The title of this article comes from one of my favorite songs written and sung by Answers in Genesis dinosaur sculptor Buddy Davis. I want to bring to your attention today the hands referenced in the song’s title. On this Christmas Day, I wanted visitors to this website to ponder the following:
  • Jesus Christ created the universe and all life (Colossians 1: All things were created by and for Jesus Christ). He created the first man, Adam.

    God’s Word in Isaiah 64:8 likens God to a potter and humans to the clay that the potter worked on: “But now, O LORD, You [are] our Father; We [are] the clay, and You our potter; And all we [are] the work of Your hand.

    As He formed Adam’s hands, He knew that one day He Himself would take on human flesh with hands like these—and that these hands would be pierced when He was nailed on a cross for our sins. As we read in Revelation 13:8, “All who dwell on the earth will worship him, whose names have not been written in the Book of Life of the Lamb slain from the foundation of the world.

  • Because of sin (when Adam rebelled against God’s Word and took the forbidden fruit in the Garden of Eden), Adam and all his descendants were separated from God—and would, because of sin, be separated from God in eternal judgment.

    The “clay pot” God made was now marred—it was cracked and broken because of sin.

  • However, our brokenness is not the end. “But God demonstrates His own love toward us, in that while we were still sinners, Christ died for us” (Romans 5:8).

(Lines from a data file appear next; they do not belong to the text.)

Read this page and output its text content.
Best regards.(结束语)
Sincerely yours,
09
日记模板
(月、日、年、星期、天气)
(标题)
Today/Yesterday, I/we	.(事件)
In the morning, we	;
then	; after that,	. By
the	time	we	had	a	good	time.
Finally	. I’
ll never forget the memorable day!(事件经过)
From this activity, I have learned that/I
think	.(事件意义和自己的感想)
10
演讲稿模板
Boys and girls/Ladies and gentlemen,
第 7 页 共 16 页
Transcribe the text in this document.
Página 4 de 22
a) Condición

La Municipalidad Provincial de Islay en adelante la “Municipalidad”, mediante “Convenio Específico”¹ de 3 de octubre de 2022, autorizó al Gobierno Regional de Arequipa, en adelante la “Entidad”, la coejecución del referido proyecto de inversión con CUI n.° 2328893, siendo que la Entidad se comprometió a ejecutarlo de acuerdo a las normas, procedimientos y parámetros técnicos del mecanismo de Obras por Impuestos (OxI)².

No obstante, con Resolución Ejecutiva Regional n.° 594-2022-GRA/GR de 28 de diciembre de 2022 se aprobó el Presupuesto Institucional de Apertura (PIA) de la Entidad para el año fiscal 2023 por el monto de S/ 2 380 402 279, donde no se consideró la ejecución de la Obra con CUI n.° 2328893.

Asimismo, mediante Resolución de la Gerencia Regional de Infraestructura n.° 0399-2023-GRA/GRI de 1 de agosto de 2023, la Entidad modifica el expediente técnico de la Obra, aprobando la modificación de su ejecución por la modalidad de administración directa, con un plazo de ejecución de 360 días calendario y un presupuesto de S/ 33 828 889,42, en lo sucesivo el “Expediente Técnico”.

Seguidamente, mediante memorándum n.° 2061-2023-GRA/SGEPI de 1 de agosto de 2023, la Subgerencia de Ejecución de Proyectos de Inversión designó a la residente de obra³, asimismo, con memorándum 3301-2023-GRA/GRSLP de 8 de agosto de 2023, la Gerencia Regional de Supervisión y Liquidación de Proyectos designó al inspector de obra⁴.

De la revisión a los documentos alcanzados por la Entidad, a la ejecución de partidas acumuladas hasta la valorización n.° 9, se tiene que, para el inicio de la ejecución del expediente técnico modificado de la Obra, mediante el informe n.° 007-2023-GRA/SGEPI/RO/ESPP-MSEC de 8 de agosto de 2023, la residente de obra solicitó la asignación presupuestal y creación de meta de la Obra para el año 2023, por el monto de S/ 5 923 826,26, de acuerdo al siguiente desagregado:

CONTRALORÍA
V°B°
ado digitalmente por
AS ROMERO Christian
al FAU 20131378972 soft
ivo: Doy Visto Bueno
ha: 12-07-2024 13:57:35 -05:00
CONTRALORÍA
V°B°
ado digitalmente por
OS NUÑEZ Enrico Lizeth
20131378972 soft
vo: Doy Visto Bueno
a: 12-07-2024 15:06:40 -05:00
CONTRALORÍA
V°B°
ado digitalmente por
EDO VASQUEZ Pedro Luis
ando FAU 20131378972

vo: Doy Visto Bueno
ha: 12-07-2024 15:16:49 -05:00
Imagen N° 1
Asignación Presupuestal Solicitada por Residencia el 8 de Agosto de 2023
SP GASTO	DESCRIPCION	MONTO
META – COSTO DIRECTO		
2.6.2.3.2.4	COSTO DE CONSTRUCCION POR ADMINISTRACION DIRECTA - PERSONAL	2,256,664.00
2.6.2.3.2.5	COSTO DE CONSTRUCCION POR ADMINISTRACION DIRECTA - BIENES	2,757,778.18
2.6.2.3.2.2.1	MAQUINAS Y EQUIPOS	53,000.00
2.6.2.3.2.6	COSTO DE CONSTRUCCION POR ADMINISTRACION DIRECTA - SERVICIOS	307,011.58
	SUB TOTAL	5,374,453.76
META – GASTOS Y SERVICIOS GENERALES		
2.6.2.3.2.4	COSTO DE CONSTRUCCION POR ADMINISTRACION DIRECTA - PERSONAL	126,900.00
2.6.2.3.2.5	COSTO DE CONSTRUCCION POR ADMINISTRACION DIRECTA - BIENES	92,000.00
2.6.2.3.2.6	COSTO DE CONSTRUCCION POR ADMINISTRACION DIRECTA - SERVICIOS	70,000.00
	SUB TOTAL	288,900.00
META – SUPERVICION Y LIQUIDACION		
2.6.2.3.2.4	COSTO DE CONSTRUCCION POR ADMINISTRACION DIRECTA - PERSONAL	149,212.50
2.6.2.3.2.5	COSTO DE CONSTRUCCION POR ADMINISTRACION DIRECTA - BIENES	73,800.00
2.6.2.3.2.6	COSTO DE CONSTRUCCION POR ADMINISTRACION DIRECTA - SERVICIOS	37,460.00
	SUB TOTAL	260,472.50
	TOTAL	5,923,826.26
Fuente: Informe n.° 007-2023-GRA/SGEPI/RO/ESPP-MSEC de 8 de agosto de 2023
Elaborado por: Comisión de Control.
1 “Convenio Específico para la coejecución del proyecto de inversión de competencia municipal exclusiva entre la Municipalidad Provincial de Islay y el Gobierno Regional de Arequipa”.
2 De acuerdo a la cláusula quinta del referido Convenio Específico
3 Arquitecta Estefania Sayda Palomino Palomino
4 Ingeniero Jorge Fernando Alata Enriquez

    It was prophesied in Isaiah 53:5: “But He [was] wounded for our transgressions, [He was] bruised for our iniquities; The chastisement for our peace [was] upon Him, And by His stripes we are healed.

    And in Psalm 22:16: “For dogs have surrounded Me; The congregation of the wicked has enclosed Me. They pierced My hands and My feet.

  • When Jesus was nailed on the Cross, in the agony of that terrible situation, and as He took upon Him the punishment for our sin, we can picture it this way: those pierced hands, bleeding and hurting, were tenderly working with the broken, marred clay pot of our life to make us perfect again in Christ.

Oh, how I pray that people would understand the true meaning of the babe in a manger—the truth of the wonderful saving gospel—the loving Potter who paid the price to restore the broken and marred clay pots that we are. I pray that all of you reading this have received the free gift of the gospel—that’s what the AiG ministry is all about.

I have included two of AiG cartoonist Dan Lietha’s cartoons that have a real Christmas message for us.

Have a blessed Christmas. As you receive your gifts from loved ones, thank God for the greatest gift of all: the gift from the Potter’s hand, the gift of salvation in Christ.